Japanese Ginza Chicken Teriyaki Recipe

On this date last year, the tsunami hit Japan.  Homes destroyed, whole communities washed away in minutes… so many families and friends lost. My heart goes out to all of those that were touched by this tragedy in any way and I would like to dedicate this post to them.

It’s a very special post, because the recipe is from Kathy, a dear friend of Japanese heritage.   Kathy is one of Chicago’s foremost food stylists and I was delighted that she wanted to prepare the food that you see here.  The beautiful pottery was collected by her family on their trips to Japan.

Kathy prepares this dish for her family for Sunday supper often, it’s one of their favorite meals…it was even served at her wedding.
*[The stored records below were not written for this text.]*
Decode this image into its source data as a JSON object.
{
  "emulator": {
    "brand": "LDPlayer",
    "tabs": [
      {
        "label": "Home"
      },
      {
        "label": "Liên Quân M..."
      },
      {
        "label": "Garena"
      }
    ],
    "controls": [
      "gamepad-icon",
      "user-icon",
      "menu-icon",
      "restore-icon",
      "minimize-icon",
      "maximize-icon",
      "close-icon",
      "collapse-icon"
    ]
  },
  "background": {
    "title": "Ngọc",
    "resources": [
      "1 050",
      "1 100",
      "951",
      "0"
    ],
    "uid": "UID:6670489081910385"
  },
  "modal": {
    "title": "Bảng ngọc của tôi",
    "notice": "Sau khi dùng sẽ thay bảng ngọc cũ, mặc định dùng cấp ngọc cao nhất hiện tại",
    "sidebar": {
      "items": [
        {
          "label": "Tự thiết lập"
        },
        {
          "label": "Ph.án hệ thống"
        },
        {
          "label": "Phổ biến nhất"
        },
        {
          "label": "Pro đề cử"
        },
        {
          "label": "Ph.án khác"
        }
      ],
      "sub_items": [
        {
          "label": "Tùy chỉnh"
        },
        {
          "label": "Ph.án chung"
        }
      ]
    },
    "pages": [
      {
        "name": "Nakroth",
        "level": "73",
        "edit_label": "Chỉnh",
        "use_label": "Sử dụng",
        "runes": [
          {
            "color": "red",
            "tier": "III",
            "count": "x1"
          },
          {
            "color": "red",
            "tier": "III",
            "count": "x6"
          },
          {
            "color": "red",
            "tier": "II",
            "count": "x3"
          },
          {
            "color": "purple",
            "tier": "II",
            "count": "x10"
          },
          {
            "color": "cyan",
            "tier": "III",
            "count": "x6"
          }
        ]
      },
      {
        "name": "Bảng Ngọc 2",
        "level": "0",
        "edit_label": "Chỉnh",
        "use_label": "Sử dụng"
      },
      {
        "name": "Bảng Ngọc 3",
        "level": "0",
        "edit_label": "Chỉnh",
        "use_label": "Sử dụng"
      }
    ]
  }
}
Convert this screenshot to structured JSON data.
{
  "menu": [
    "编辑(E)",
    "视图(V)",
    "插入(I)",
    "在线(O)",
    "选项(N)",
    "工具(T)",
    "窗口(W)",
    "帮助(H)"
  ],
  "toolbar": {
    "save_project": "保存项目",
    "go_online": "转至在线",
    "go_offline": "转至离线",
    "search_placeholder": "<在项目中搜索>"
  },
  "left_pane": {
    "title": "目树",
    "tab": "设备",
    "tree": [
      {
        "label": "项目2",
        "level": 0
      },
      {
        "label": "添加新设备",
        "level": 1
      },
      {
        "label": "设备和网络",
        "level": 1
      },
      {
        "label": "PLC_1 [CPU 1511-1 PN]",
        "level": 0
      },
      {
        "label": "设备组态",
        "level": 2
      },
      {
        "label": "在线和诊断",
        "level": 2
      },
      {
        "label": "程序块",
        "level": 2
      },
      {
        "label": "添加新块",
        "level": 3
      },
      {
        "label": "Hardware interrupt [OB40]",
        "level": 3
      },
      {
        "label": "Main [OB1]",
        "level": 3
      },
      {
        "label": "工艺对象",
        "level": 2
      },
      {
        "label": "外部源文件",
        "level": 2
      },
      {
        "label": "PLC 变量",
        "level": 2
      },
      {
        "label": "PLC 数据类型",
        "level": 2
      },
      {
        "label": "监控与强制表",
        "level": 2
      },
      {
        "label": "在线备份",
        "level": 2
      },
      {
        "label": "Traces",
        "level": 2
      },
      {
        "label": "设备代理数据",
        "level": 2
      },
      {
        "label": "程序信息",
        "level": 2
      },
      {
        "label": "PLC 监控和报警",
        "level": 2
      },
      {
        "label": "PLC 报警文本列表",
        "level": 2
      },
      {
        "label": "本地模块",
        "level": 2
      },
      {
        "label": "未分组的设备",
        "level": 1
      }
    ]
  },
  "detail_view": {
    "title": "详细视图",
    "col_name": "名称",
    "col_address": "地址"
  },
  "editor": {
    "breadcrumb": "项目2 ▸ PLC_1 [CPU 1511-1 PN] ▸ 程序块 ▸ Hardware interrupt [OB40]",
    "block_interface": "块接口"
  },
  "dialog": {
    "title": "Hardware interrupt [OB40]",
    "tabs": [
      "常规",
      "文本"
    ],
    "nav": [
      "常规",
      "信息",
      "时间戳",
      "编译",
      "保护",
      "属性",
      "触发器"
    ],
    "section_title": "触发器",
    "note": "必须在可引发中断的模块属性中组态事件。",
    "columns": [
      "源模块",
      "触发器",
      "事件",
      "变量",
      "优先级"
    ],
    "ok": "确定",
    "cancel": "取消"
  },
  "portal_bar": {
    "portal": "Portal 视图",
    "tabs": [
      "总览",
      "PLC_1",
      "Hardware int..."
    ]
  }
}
Anniversaries like this always remind me of just how important it is to hold your friends and family dear and close to your heart.  This Sunday, let’s take a moment to honor the people of Japan and all they have endured this year.



Japanese Ginza Chicken Teriyaki Recipe

Yield: 4 servings

Prep Time: 10 minutes

Cook Time: 35 minutes

Total Time: 45 minutes

Delicious and the recipe contains a secret ingredient!


3/4 cup soy sauce
1/2 cup brown sugar, packed
1/4 cup Mogen David wine
1 teaspoon grated ginger
1 clove crushed garlic


Add all ingredients in a saucepan, stir and simmer till the sugar is totally dissolved.
Let the mixture cool.
Arrange the chicken in a container and pour the cooled sauce on it and let it marinate overnight.
35 minutes before you want to serve chicken.
Light your grill so that it will be ready in 20 minutes.
Place chicken and sauce in deep pan and simmer for 20 minutes with the lid on.
Remove chicken from pan, place on grill and turn frequently and bast with the sauce till done (about 15 minutes).
Serve with soba noodles and rice cakes. Garnish with watercress, if desired.



8 Responses to “Japanese Ginza Chicken Teriyaki Recipe”

  1. 1

    Anna — Wednesday, March 14, 2012 @ 1:34 pm

    Great remembrance to the Tsunami and Fukushima disaster that killed and injured so many on March 12 2011. I am saddened to hear that March 14 2012, just over a year later, a 6.8 Earthquake occurred in Northern Japan and another hit Tokyo afterwards. Here’s to the safety and wellbeing of everyone there.

    • Susie replied: — March 14th, 2012 @ 10:00 pm

      Yes, I too was devastated when I read that Japan had been hit by another earthquake/tsunami! Thank you for your comment!

  2. 2

    Anna — Wednesday, March 14, 2012 @ 1:51 pm

    …I forgot to include this clip from a really good 60 minutes episode that talks about the sister town in the U.S.A. of Otsuchi Japan and the relationship between the people in the two towns. The clip is only about 12 minutes and I found it really worthwhile. You might too. http://www.cbsnews.com/video/watch/?id=7383156n

    • Susie replied: — March 14th, 2012 @ 10:12 pm

      Thank you for adding this…I hope that everyone views the clip is touched by the story as much as I was!

  3. 3

    Mathilde — Saturday, March 24, 2012 @ 2:56 am

    This look stunning, I guess it is delicious too ! thank you for the recipe

    • Susie replied: — March 27th, 2012 @ 9:02 pm

      Thanks so much for your comment, glad you liked the post!

  4. 4

    Lorine Haverback — Friday, March 30, 2012 @ 12:45 pm

    Thanks Susie for posting this. If anyone of you are able to participate in this Japanese festival, do so! Not only is the chicken finger licking fantastic, there are show times for Japanese dance, taiko drums, and Japanese guitar playing. The other foods like: udon(Japanese noodles in broth) & sushi(not the fancy kind; ones that my Mom used to make) are also delicious! Japanese wares to buy. Awesome! I always wanted to know what was in the teriyaki chicken marinade. What a memorable way to remember those in Japan who are still struggling with their daily lives.

    • Susie replied: — March 31st, 2012 @ 10:42 pm

      Thanks so much for your comment. I think that it’s a wonderful idea to enjoy learning about all cultures…it permits us to find that common thread that connects us all.